This works fine for static content, but it doesn't work for dynamic content. As sites move quickly to provide personalization and real-time content, the performance burden has migrated back to the server farm, causing renewed increase in response times and availability issues.
ESI is one solution to the performance problems surrounding dynamic caching. What ESI adoption could mean to enterprises is a reduction in hardware and software maintenance costs in the data center and a shifting of responsibility back out to the caching industry. It also must be accepted by developers, who have to learn and implement the technology. This is a drawback because caching has traditionally been transparent and local dynamic caching solutions are in-line with that trend. Whether ESI gains widespread use in time to boost the faltering service-based caching industry remains to be seen. But in the meantime, it's definitely a technology worth knowing about.
Most dynamic content is published via ASP (Active Server Pages), JSP (Java Server Pages), PHP (recursive acronym for PHP: Hypertext Preprocessor) or CGI (Common Gateway Interface) applications, such as PERL scripts that interact with a database where the actual content is stored. The recent wave of personalization and portals on the Internet meant migrating a large portion of Web page content back into the database with an accompanying increase in the use of server-side technologies. While this model is much easier from a development perspective and provides a richer, more interactive experience for the user, this dynamic content cannot be accommodated by traditional caching technologies.
Not only must dynamic content be created by the origin server, but it must also be formatted and delivered to the browser, incurring disk I/O, network and memory overhead when using server-side modules to process requests, perform database queries and format data before delivery back to the browser. Consider a Web page that includes the daily news. Each request must be passed to the origin server because that news is generally stored in a database or even in a file that cannot be cached as it's constantly changing.
In response to this situation, many makers of cache devices (and of load-balancers supporting cache redirects) proudly boast that their products pass requests for dynamic content directly to the origin servers rather than to the cache first. This is good because it reduces the time taken to get to the origin server. But it's also not so good because it puts more strain on the origin server as there's more for that server to process. Web servers are therefore once again burdened by serving content and processing requests and browsers.
ESI is a method of describing noncachable and cachable content to speed the delivery of dynamic content.
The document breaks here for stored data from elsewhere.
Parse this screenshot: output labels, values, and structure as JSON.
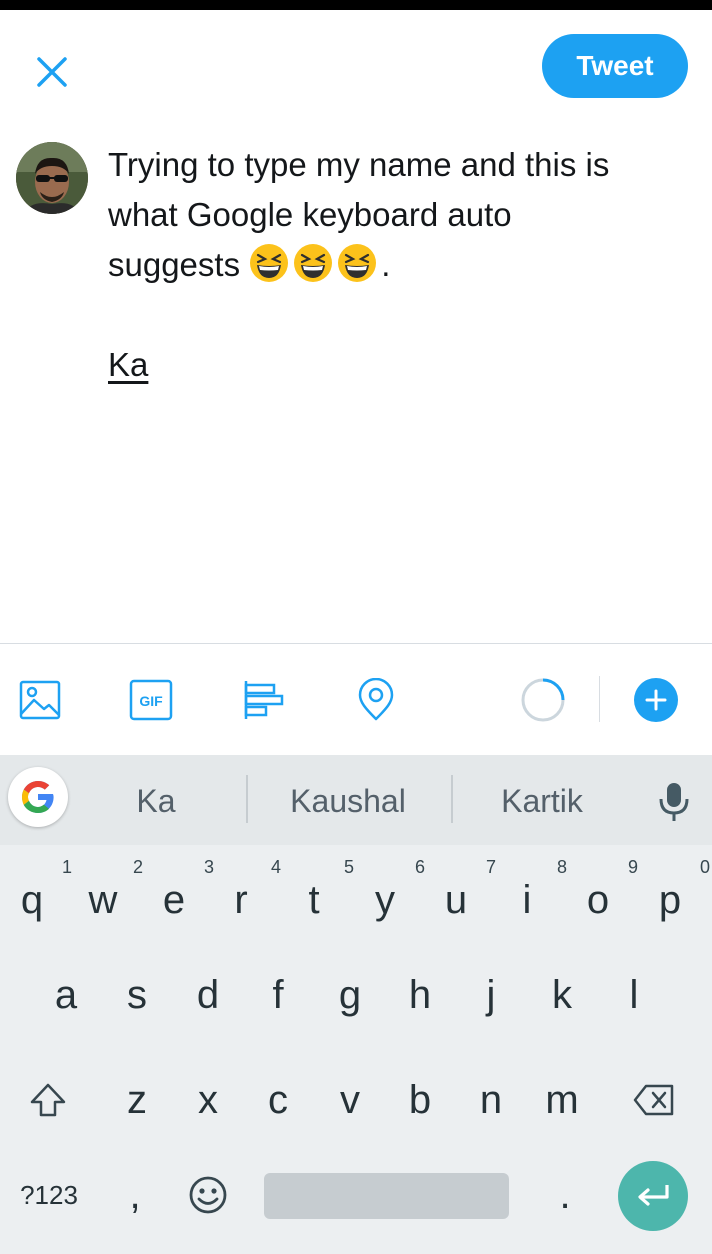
{
  "compose": {
    "tweet_label": "Tweet",
    "lines": [
      "Trying to type my name and this is",
      "what Google keyboard auto",
      "suggests"
    ],
    "emoji_name": "grinning-squinting-face",
    "emoji_count": 3,
    "after_emoji": ".",
    "composing_word": "Ka"
  },
  "toolbar": {
    "icons": [
      "image-icon",
      "gif-icon",
      "poll-icon",
      "location-icon"
    ],
    "gif_label": "GIF",
    "accent_color": "#1da1f2"
  },
  "keyboard": {
    "suggestions": [
      "Ka",
      "Kaushal",
      "Kartik"
    ],
    "row1": [
      "q",
      "w",
      "e",
      "r",
      "t",
      "y",
      "u",
      "i",
      "o",
      "p"
    ],
    "row1_hints": [
      "1",
      "2",
      "3",
      "4",
      "5",
      "6",
      "7",
      "8",
      "9",
      "0"
    ],
    "row2": [
      "a",
      "s",
      "d",
      "f",
      "g",
      "h",
      "j",
      "k",
      "l"
    ],
    "row3": [
      "z",
      "x",
      "c",
      "v",
      "b",
      "n",
      "m"
    ],
    "symbols_label": "?123",
    "comma": ",",
    "period": ".",
    "enter_color": "#4db6ac"
  }
}
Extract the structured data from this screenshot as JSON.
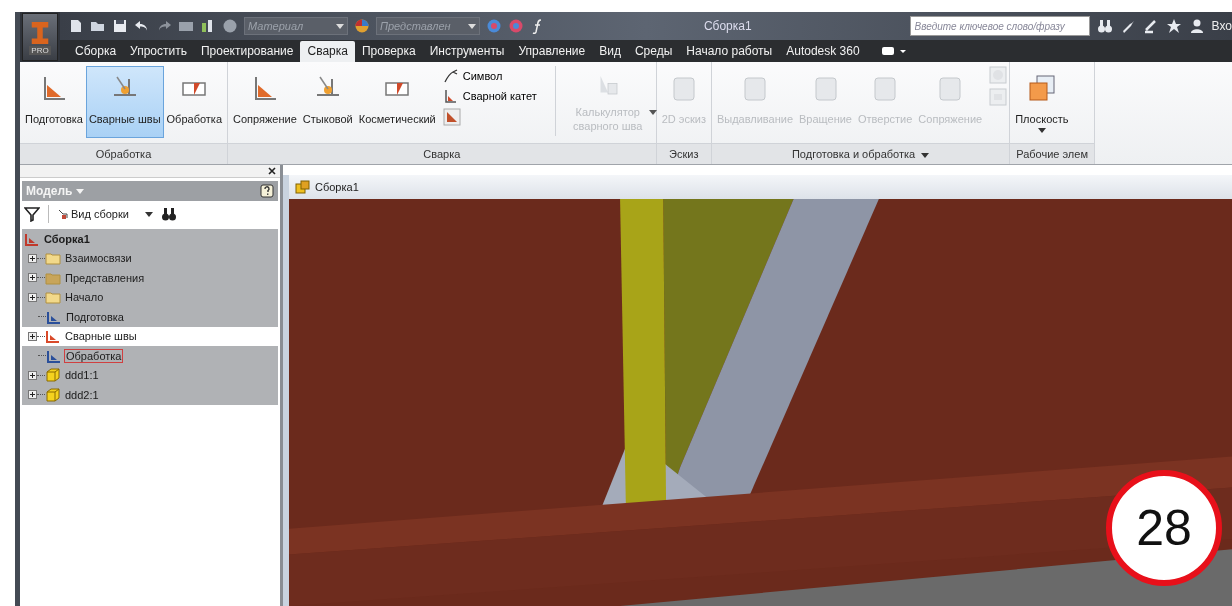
{
  "app_button": {
    "badge": "PRO"
  },
  "quick_access": {
    "material": "Материал",
    "appearance": "Представлен"
  },
  "window": {
    "title": "Сборка1"
  },
  "search": {
    "placeholder": "Введите ключевое слово/фразу"
  },
  "sign_in": "Вхо",
  "tabs": [
    {
      "label": "Сборка",
      "selected": false
    },
    {
      "label": "Упростить",
      "selected": false
    },
    {
      "label": "Проектирование",
      "selected": false
    },
    {
      "label": "Сварка",
      "selected": true
    },
    {
      "label": "Проверка",
      "selected": false
    },
    {
      "label": "Инструменты",
      "selected": false
    },
    {
      "label": "Управление",
      "selected": false
    },
    {
      "label": "Вид",
      "selected": false
    },
    {
      "label": "Среды",
      "selected": false
    },
    {
      "label": "Начало работы",
      "selected": false
    },
    {
      "label": "Autodesk 360",
      "selected": false
    }
  ],
  "ribbon": {
    "panels": [
      {
        "label": "Обработка",
        "has_menu": false,
        "buttons": [
          {
            "label": "Подготовка",
            "selected": false,
            "disabled": false,
            "dropdown": false
          },
          {
            "label": "Сварные швы",
            "selected": true,
            "disabled": false,
            "dropdown": false
          },
          {
            "label": "Обработка",
            "selected": false,
            "disabled": false,
            "dropdown": false
          }
        ]
      },
      {
        "label": "Сварка",
        "has_menu": false,
        "buttons": [
          {
            "label": "Сопряжение",
            "selected": false,
            "disabled": false,
            "dropdown": false
          },
          {
            "label": "Стыковой",
            "selected": false,
            "disabled": false,
            "dropdown": false
          },
          {
            "label": "Косметический",
            "selected": false,
            "disabled": false,
            "dropdown": false
          }
        ],
        "small_buttons": [
          {
            "label": "Символ"
          },
          {
            "label": "Сварной катет"
          }
        ],
        "extra_buttons": [
          {
            "label": "Калькулятор сварного шва",
            "selected": false,
            "disabled": true,
            "dropdown": true
          }
        ]
      },
      {
        "label": "Эскиз",
        "has_menu": false,
        "buttons": [
          {
            "label": "2D эскиз",
            "selected": false,
            "disabled": true,
            "dropdown": false
          }
        ]
      },
      {
        "label": "Подготовка и обработка",
        "has_menu": true,
        "buttons": [
          {
            "label": "Выдавливание",
            "selected": false,
            "disabled": true,
            "dropdown": false
          },
          {
            "label": "Вращение",
            "selected": false,
            "disabled": true,
            "dropdown": false
          },
          {
            "label": "Отверстие",
            "selected": false,
            "disabled": true,
            "dropdown": false
          },
          {
            "label": "Сопряжение",
            "selected": false,
            "disabled": true,
            "dropdown": false
          }
        ]
      },
      {
        "label": "Рабочие элем",
        "has_menu": false,
        "buttons": [
          {
            "label": "Плоскость",
            "selected": false,
            "disabled": false,
            "dropdown": true
          }
        ]
      }
    ]
  },
  "model_panel": {
    "title": "Модель",
    "view": "Вид сборки",
    "tree": [
      {
        "label": "Сборка1",
        "kind": "assembly",
        "expandable": false,
        "greyed": true,
        "selected": false,
        "children": [
          {
            "label": "Взаимосвязи",
            "kind": "folder",
            "expandable": true,
            "greyed": true,
            "selected": false
          },
          {
            "label": "Представления",
            "kind": "representations",
            "expandable": true,
            "greyed": true,
            "selected": false
          },
          {
            "label": "Начало",
            "kind": "folder",
            "expandable": true,
            "greyed": true,
            "selected": false
          },
          {
            "label": "Подготовка",
            "kind": "preparation",
            "expandable": false,
            "greyed": true,
            "selected": false
          },
          {
            "label": "Сварные швы",
            "kind": "welds",
            "expandable": true,
            "greyed": false,
            "selected": false
          },
          {
            "label": "Обработка",
            "kind": "machining",
            "expandable": false,
            "greyed": true,
            "selected": true
          },
          {
            "label": "ddd1:1",
            "kind": "part",
            "expandable": true,
            "greyed": true,
            "selected": false
          },
          {
            "label": "ddd2:1",
            "kind": "part",
            "expandable": true,
            "greyed": true,
            "selected": false
          }
        ]
      }
    ]
  },
  "viewport": {
    "tab": "Сборка1"
  },
  "page_badge": "28"
}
Most important, ESI also contains an invalidation protocol that lets the origin server or content-management system of an organization indicate to the edge-side cache that it needs to update content.
Consider again our Web page containing the daily news. In the big picture, the news item is dynamic, but it is not necessarily personalized. This item is cachable for a certain period of time and could plausibly be stored within the edge cache for that time and updated only when the news expires, as indicated by the origin server or content-management system. The ESI specification offers a method of storing and invalidating the content at the edge-side caches, thereby providing functionality to relieve the vast amount of traffic and process for certain types of dynamic content.